How does this happen? Here are a few reasons:
New Development Marketing
When ground-up developments or condo conversions hit the market, apartments are listed in phases. Some apartments will go into contract immediately at the price points at which they’re originally listed. However, some may lag behind because there aren’t enough buyers to absorb the inventory, or perhaps the units are somewhat less desirable than others. Generally, once the majority of the batch is in contract, sponsors may file amendments to reprice the next batch at a higher price point. When this new batch makes its way to the market, the sponsor might drag the available units from the first batch up in price to be at parity with the new group of units. This cycle will often continue until the majority of units are in contract. It is a way to effectively market the apartments as well as squeeze more margin out of the development.

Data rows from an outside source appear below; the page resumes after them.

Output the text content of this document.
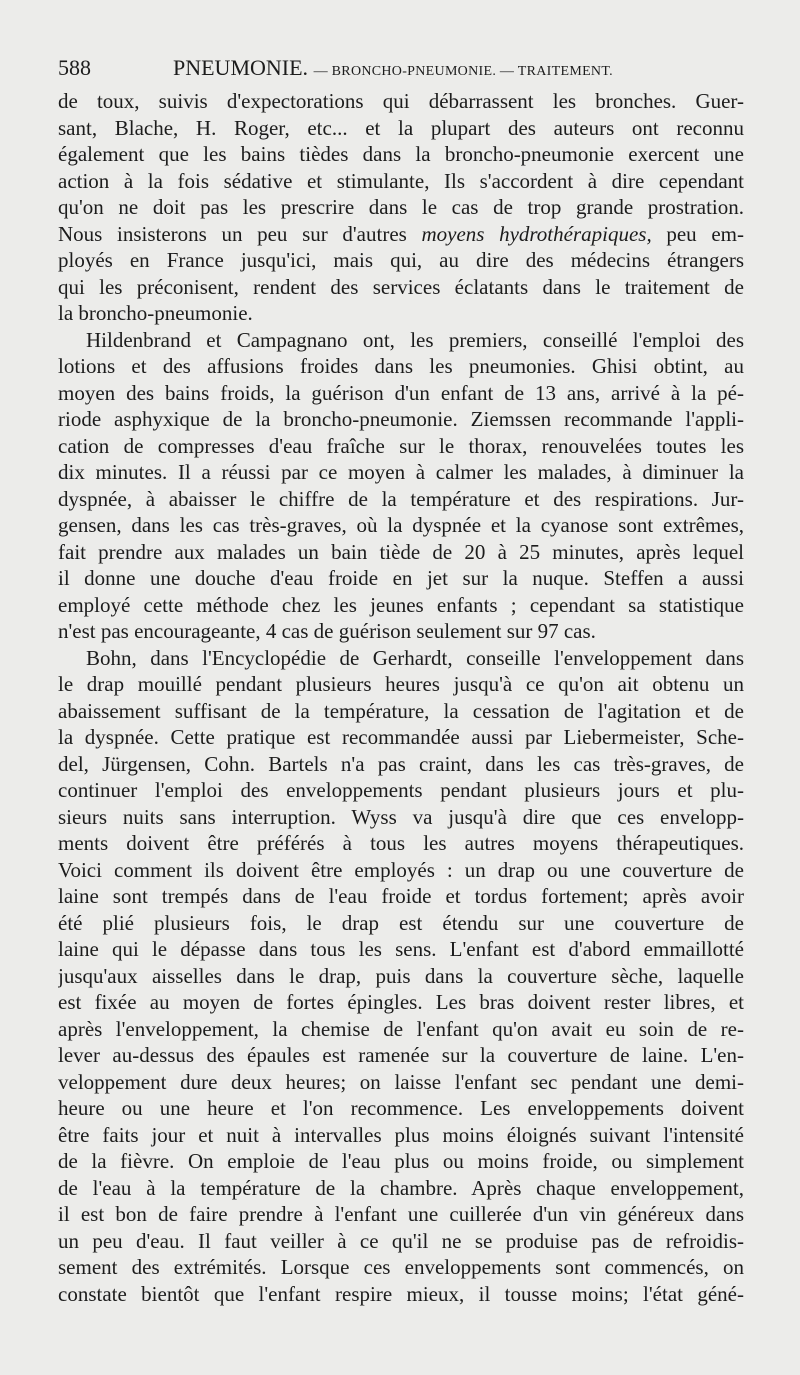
588	PNEUMONIE. — BRONCHO-PNEUMONIE. — TRAITEMENT.
de toux, suivis d'expectorations qui débarrassent les bronches. Guer-
sant, Blache, H. Roger, etc... et la plupart des auteurs ont reconnu
également que les bains tièdes dans la broncho-pneumonie exercent une
action à la fois sédative et stimulante, Ils s'accordent à dire cependant
qu'on ne doit pas les prescrire dans le cas de trop grande prostration.
Nous insisterons un peu sur d'autres moyens hydrothérapiques, peu em-
ployés en France jusqu'ici, mais qui, au dire des médecins étrangers
qui les préconisent, rendent des services éclatants dans le traitement de
la broncho-pneumonie.
Hildenbrand et Campagnano ont, les premiers, conseillé l'emploi des
lotions et des affusions froides dans les pneumonies. Ghisi obtint, au
moyen des bains froids, la guérison d'un enfant de 13 ans, arrivé à la pé-
riode asphyxique de la broncho-pneumonie. Ziemssen recommande l'appli-
cation de compresses d'eau fraîche sur le thorax, renouvelées toutes les
dix minutes. Il a réussi par ce moyen à calmer les malades, à diminuer la
dyspnée, à abaisser le chiffre de la température et des respirations. Jur-
gensen, dans les cas très-graves, où la dyspnée et la cyanose sont extrêmes,
fait prendre aux malades un bain tiède de 20 à 25 minutes, après lequel
il donne une douche d'eau froide en jet sur la nuque. Steffen a aussi
employé cette méthode chez les jeunes enfants ; cependant sa statistique
n'est pas encourageante, 4 cas de guérison seulement sur 97 cas.
Bohn, dans l'Encyclopédie de Gerhardt, conseille l'enveloppement dans
le drap mouillé pendant plusieurs heures jusqu'à ce qu'on ait obtenu un
abaissement suffisant de la température, la cessation de l'agitation et de
la dyspnée. Cette pratique est recommandée aussi par Liebermeister, Sche-
del, Jürgensen, Cohn. Bartels n'a pas craint, dans les cas très-graves, de
continuer l'emploi des enveloppements pendant plusieurs jours et plu-
sieurs nuits sans interruption. Wyss va jusqu'à dire que ces envelopp-
ments doivent être préférés à tous les autres moyens thérapeutiques.
Voici comment ils doivent être employés : un drap ou une couverture de
laine sont trempés dans de l'eau froide et tordus fortement; après avoir
été plié plusieurs fois, le drap est étendu sur une couverture de
laine qui le dépasse dans tous les sens. L'enfant est d'abord emmaillotté
jusqu'aux aisselles dans le drap, puis dans la couverture sèche, laquelle
est fixée au moyen de fortes épingles. Les bras doivent rester libres, et
après l'enveloppement, la chemise de l'enfant qu'on avait eu soin de re-
lever au-dessus des épaules est ramenée sur la couverture de laine. L'en-
veloppement dure deux heures; on laisse l'enfant sec pendant une demi-
heure ou une heure et l'on recommence. Les enveloppements doivent
être faits jour et nuit à intervalles plus moins éloignés suivant l'intensité
de la fièvre. On emploie de l'eau plus ou moins froide, ou simplement
de l'eau à la température de la chambre. Après chaque enveloppement,
il est bon de faire prendre à l'enfant une cuillerée d'un vin généreux dans
un peu d'eau. Il faut veiller à ce qu'il ne se produise pas de refroidis-
sement des extrémités. Lorsque ces enveloppements sont commencés, on
constate bientôt que l'enfant respire mieux, il tousse moins; l'état géné-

Apartment Gets Bid Up, But No Deal Is Made
When there are many bids coming in on a property, it might mean the price was set too low. It could also be the broker’s strategy to try to start a bidding war. While the strategy works, getting multiple buyers involved in a round of bidding may ultimately blow up a deal altogether, as buyers may get turned off by the whole process or feel pressure into bidding up the property to a point where they no longer feel comfortable. When a bidding war goes sour, the seller might just simply increase the price. Also, when offers come in just under ask, it might be strategic to bump up the price just a touch, so that the seller can get a bid at the price at which they actually want to sell.
Making the Listing Stay Relevant
Sometimes when a listing has been sitting on the market without any bites from potential buyers, the property may start to appear stagnant. A broker may then decide that it’s time to turn up the price. The listing will then show up toward the top of a search when filtering for most recently updated properties. Also, it will send property update email alerts to interested parties who have saved the listing. The broker figures that going down in price is a slippery slope, but increasing the price slightly could get a potential buyer back in the mix, with the intent of settling on the originally listed price.
Also, with this strategy in mind, a broker who increases the price point may just as quickly drop it back down to the original price in order to trigger another alert and to show up at the top of the search.
When prices go up on properties, don’t stress. Consider the numerous reasons why it might be happening, and continue to pursue the apartment with an open mind. As you may discern from the points above, bumping up the price is often about the optics and perception that the listing is hot and still available.